Paladin's Quest received mixed to negative reviews. GamePro commented that the game "feels rather stale. Its dialogue, story, transitions, settings, and even its gameplay seem to have been done before." They criticized the system wherein magic usage draws from the character's pool of hit points, and found the characters in general underpowered against the game's enemies, requiring tedious backtracking to inns and reloading of saves. Mike Weigand of Electronic Gaming Monthly commented, "For fans of Soul Blazer, this borrows the perspective, but it isn't as interactive, plus combat isn't as direct. Fans of these kinds of RPG games will probably be more than satisfied." Zy Nicholson reviewed the game as an import in British magazine Super Play. He commented that Paladin's Quest is short and falls within the graphical limitations of the last-generation NES, both things which he found particularly hard to accept given the cart's above-average size and accordingly above-average price. He also described the controls as very awkward. He concluded that fanatics of Japanese RPGs would still find the game enjoyable due to the compelling and sometimes humorous story, but warned that it does not hold up well to contemporary Japanese RPGs such as Secret of Mana.

Review scores
| Publication | Score |
|---|---|
| Electronic Gaming Monthly | 6.6/10 |
| Super Play | 62% |
| The Super Famicom | 73/100 |

==Sequel==

A sequel to Paladin's Quest, Lennus II: Fuuin no Shito (レナスII　封印の使徒), was released by Asmik Corporation for the Super Famicom in Japan only, on July 28, 1996. Enix had dropped support for the Super Nintendo Entertainment System by this time.

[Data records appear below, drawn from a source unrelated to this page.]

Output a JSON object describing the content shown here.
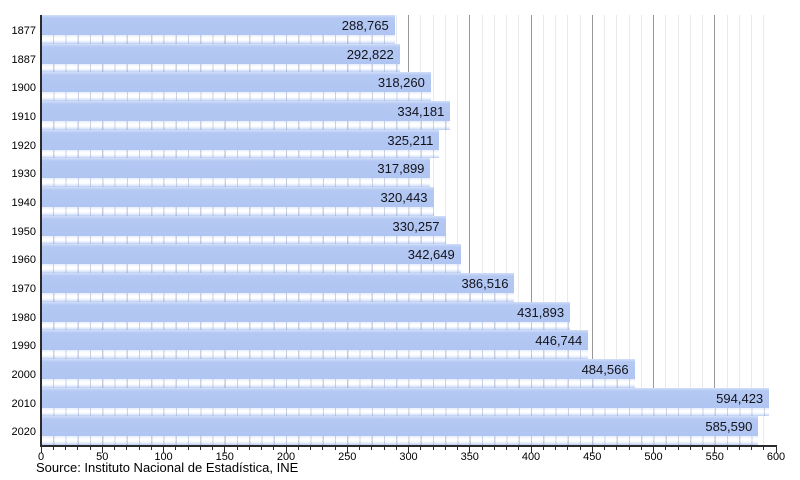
{
  "chart_data": {
    "type": "bar",
    "orientation": "horizontal",
    "title": "",
    "categories": [
      "1877",
      "1887",
      "1900",
      "1910",
      "1920",
      "1930",
      "1940",
      "1950",
      "1960",
      "1970",
      "1980",
      "1990",
      "2000",
      "2010",
      "2020"
    ],
    "values": [
      288765,
      292822,
      318260,
      334181,
      325211,
      317899,
      320443,
      330257,
      342649,
      386516,
      431893,
      446744,
      484566,
      594423,
      585590
    ],
    "value_labels": [
      "288,765",
      "292,822",
      "318,260",
      "334,181",
      "325,211",
      "317,899",
      "320,443",
      "330,257",
      "342,649",
      "386,516",
      "431,893",
      "446,744",
      "484,566",
      "594,423",
      "585,590"
    ],
    "xlabel": "",
    "ylabel": "",
    "xlim": [
      0,
      600
    ],
    "x_axis_scale": "thousands",
    "x_tick_labels": [
      "0",
      "50",
      "100",
      "150",
      "200",
      "250",
      "300",
      "350",
      "400",
      "450",
      "500",
      "550",
      "600"
    ],
    "x_tick_interval": 50,
    "x_minor_tick_interval": 10,
    "grid": "vertical gridlines: light minor every 10, dark major every 50",
    "legend": "none",
    "source": "Source: Instituto Nacional de Estadística, INE",
    "colors": {
      "bar": "#b4c8f3",
      "bar_value_text": "#13131c",
      "grid_minor": "#eaeaea",
      "grid_major": "#979797",
      "axis": "#2b2b2b",
      "tick_text": "#000000"
    }
  }
}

The plot centers around a hero, Farus, who must find four orbs to avert an apocalypse. He is the only character central to the player's party; other members are recruited and may be dismissed if a superior replacement is found. The music was critically acclaimed, and two tracks were recorded by the Tokyo Philharmonic Orchestra for release on the Orchestral Game Concert compilations.

Gameplay is fairly similar to the original Lennus / Paladin's Quest:
- The player can swap out mercenary equipment.
- There have been some revisions to the magic system.
  - There are eight spirits: Fire, Light, Wind, Gold, Earth, Sky, Water, and Void, with one spell for each spirit and each pair of spirits, for 36 spells.
  - Farus starts the game with three of the eight spirits and can gain the powers of the other five through sidequests. He can only cast spells from the spirits he currently has equipped, and only has a limited number of slots (starting with only a single slot, with three more slots unlockable through sidequests for a maximum of four, allowing up to 10 of the 36 spells to be available at a time), and can only swap spirits outside of combat.
  - Much like in Paladin's Quest, each mercenary has a fixed repertoire of spirits, which are automatically equipped and cannot be swapped out.
  - Instead of building up spirit skill ratings by repeatedly casting associated spells, spirits are powered up by defeating monsters, who yield a sort of spirit-specific experience points in addition to regular experience points.